We will hear “Auld Lang Syne” sung on New Year’ s Eve. We have all faked our way through it at gatherings as historians refer to it as the song that nobody knows. The song appeared in Scottish songs as early as 1588. Robert Burns took the Scottish ballad and put it to the words that we know, more or less, today. It has many origins and meanings for the words mean “the good old times, old long since, the olden days.” It is a song that celebrates friendship with the first verse: “Should auld acquaintance be forgot, and never brought to mind? Should auld acquaintance be forgot, and auld lang syne?”
It has changed in meaning over the years since it was brought to America by the Scottish people and eventually made famous by “Guy Lombardo and his Royal Canadians.” It is a drinking song with such lines as “we’ll take a cup of kindness yet,” and “surely you’ll buy your pint cup.”
The question that we must ask and answer is, “How do we sing this song during the pandemic with historic rises in cases of the variants? Do we really want to sing this tune standing next to someone who has lost a loved one or been very ill with the disease? Do we want to listen to it as we watch New Year’s Eve celebrations when our lives have been touched by so many suffering from the disease and lack of money even for the essentials? Do we want the “good old times” of the past two years.? Will New Year’s Eve be like salt in the wound for so many who have so little but need so much here and across the world?”

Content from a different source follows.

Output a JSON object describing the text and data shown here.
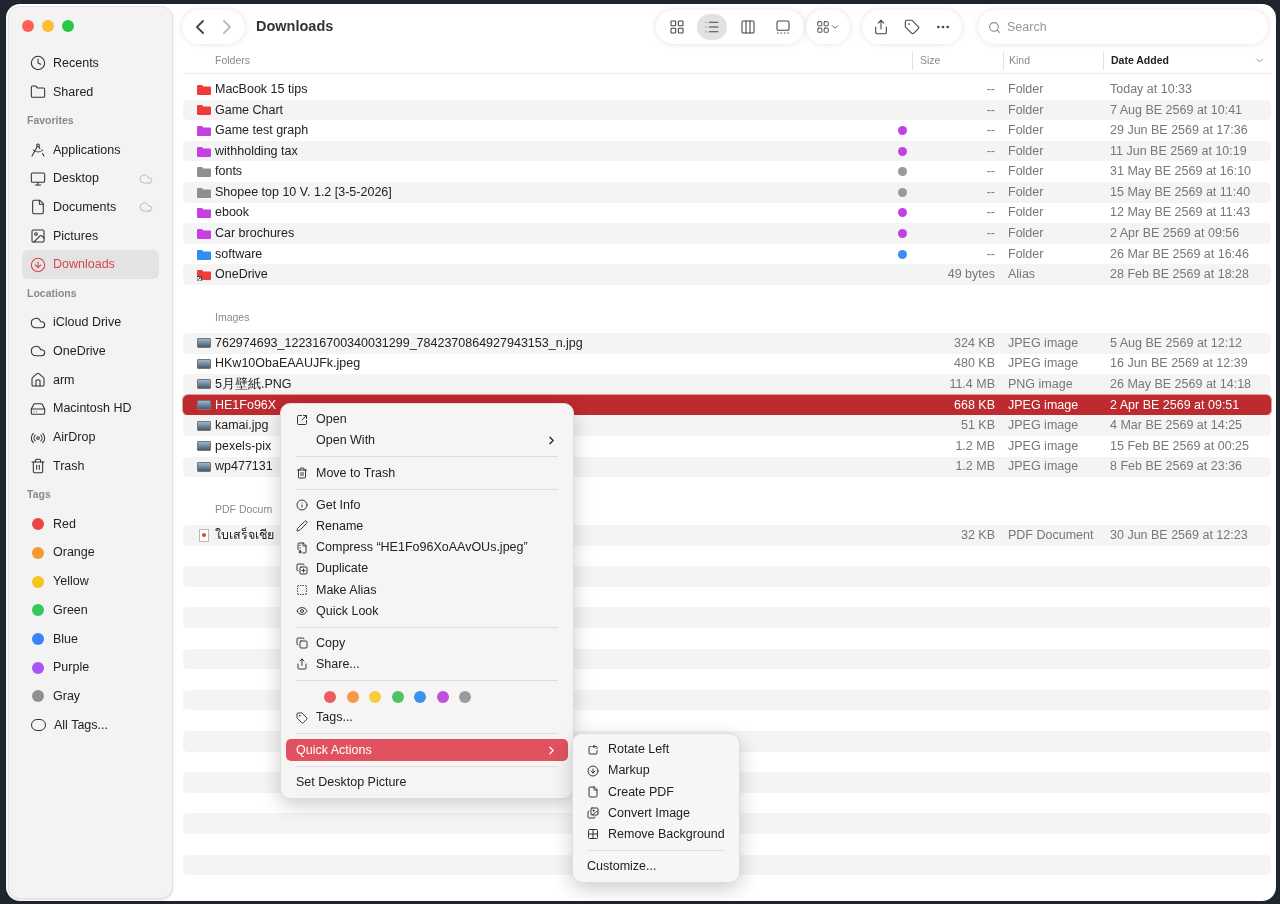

Perhaps we would be well served to go back in time to the original meaning of the phrase, “auld lang syne” and the context in which it was sung to bring in the New Year. We need to know the biblical response in a similar time and now.
New Year’s celebrations in Scotland, known as Hogmanay, became more important than Christmas during the Scottish Reformation when Puritans and Presbyterians looked down on the extravagant Christmas celebrations of others as unnecessary and excessive. The Scots wanted to focus on the Christ event. Today we would say that they wanted to put Christ back in Christmas. I know that Trump and others of his allies think they invented that phrase. Someone needs to tell him and others that He never left. But the perception of excessive celebrations created the message given by the puritans to their fellow Scotts so all celebrations shifted to New Year’s Eve or Hogmanay as it was known then.
The biblical record has a lot to say about what we have been living through and, more important, how to recognize the New Year and be sensitive to the emotions of those around us.
In many ways, we have been held captive in the most real sense although I have never heard captivity as a word to describe the pandemic. I think it is the most appropriate description.
The Israelites were taken captive by the Babylonians between 586 and 536 B.C. They were taken from their land to a strange place which was Babylon. They were strangers in a strange land. This describes our lives during the pandemic from the first day that we heard about the virus to this present hour. The Israelites were in captivity for 50 years. There arose a question among them which we believe is the source of Psalm 137:4. “How can we sing the Lord’s song in a strange land?” I believe that question is still the most relevant religious question before us in our own strange virus laden land. We need to think about this question, and meditate on it even as the countdown begins. I believe there is an answer that we need to keep in mind during the festivities to be sensitive to all that have experienced the Pandemic and loss. It is the wisdom found in the Letter of James 5:13: “Is anyone among you suffering? Let them (and us) pray. Is anyone cheerful? Let them (and us) sing praise.” I think that this wisdom makes sacred that powerful line in the song, “Auld Lang Syne,” “And here’s a hand my trusty friend! And give me a hand of thine!” That’s what friends and family can do, support with prayer or praise here in our nation and in our global village around the world remembering that a form of prayer is action to help others.